For cybercriminals engaged in phishing, the key question is - how do they get the malicious email past the email security measures? After all, most email service providers are good at spotting, and blocking, spam and phishing emails.
Cybersecurity researchers from Avanan have now uncovered that some hackers have gotten quite creative, using payment service providers such as PayPal to distribute phishing emails via fake invoices.
What they’ll do is create a phony PayPal account, and impersonate a major brand. Creating a PayPal account is quick, easy, and most importantly - free. Then, they’d send malicious invoices and requests for payment directly from the service.
Calling the scammers
Given the (legitimate) nature of PayPal, email service providers can do nothing else but let the email through.
The invoice will look legit. It will have the brand logo, proper wording, but also - a phone number for the victim to call.
Unless they ignore the invoice altogether, there are two things the victims can do: either pay the invoice, or call the listed phone number. Avanan calls this attack a “double spear”, as in some cases, not only will the hackers have the victim’s email, but also their phone number, which can later be used for new attacks.

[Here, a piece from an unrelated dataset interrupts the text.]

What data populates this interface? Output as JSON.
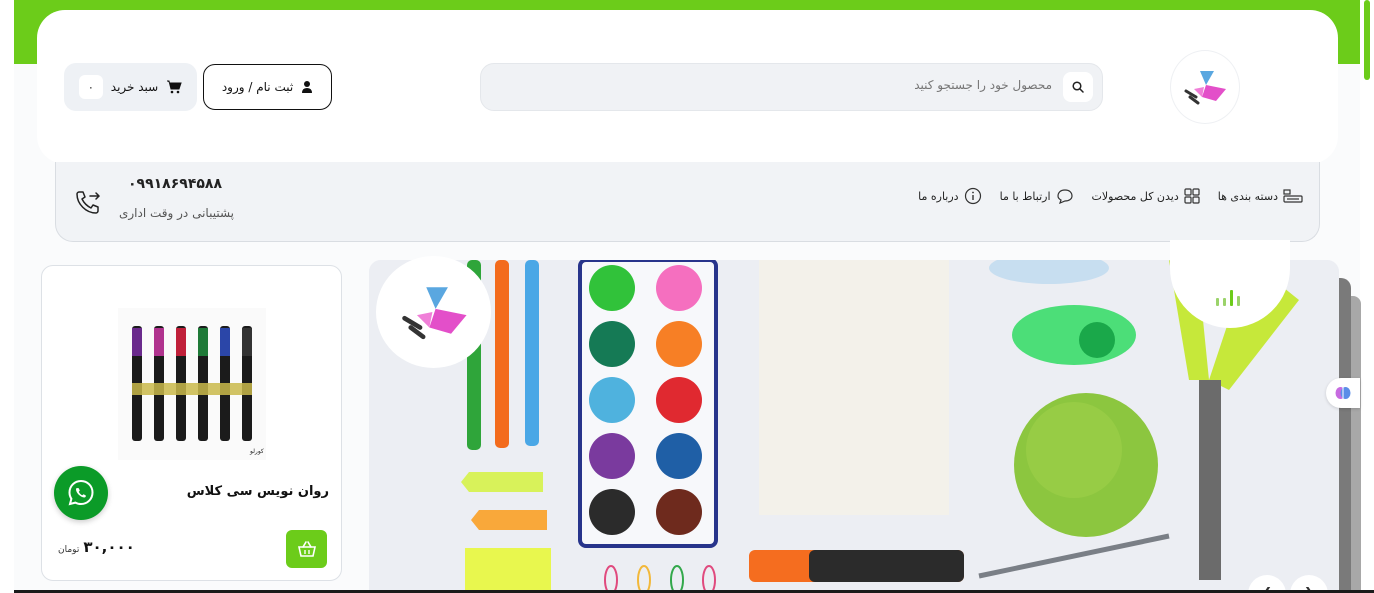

Less than two weeks ago, the researchers notified PayPal of the campaign. The payment service provider is yet silent on the matter, so how they decide to tackle the problem, remains to be seen.
The researchers suggest everyone that, before calling an unfamiliar service, run a Google search on the number listed with the invoice and check the accounts to see if there were any charges. They should also implement advanced security on their endpoints, that looks at more than one indicator, to determine whether the email is malicious or not, and encourage users to ask their IT support, if they’re not sure about an email’s good intentions.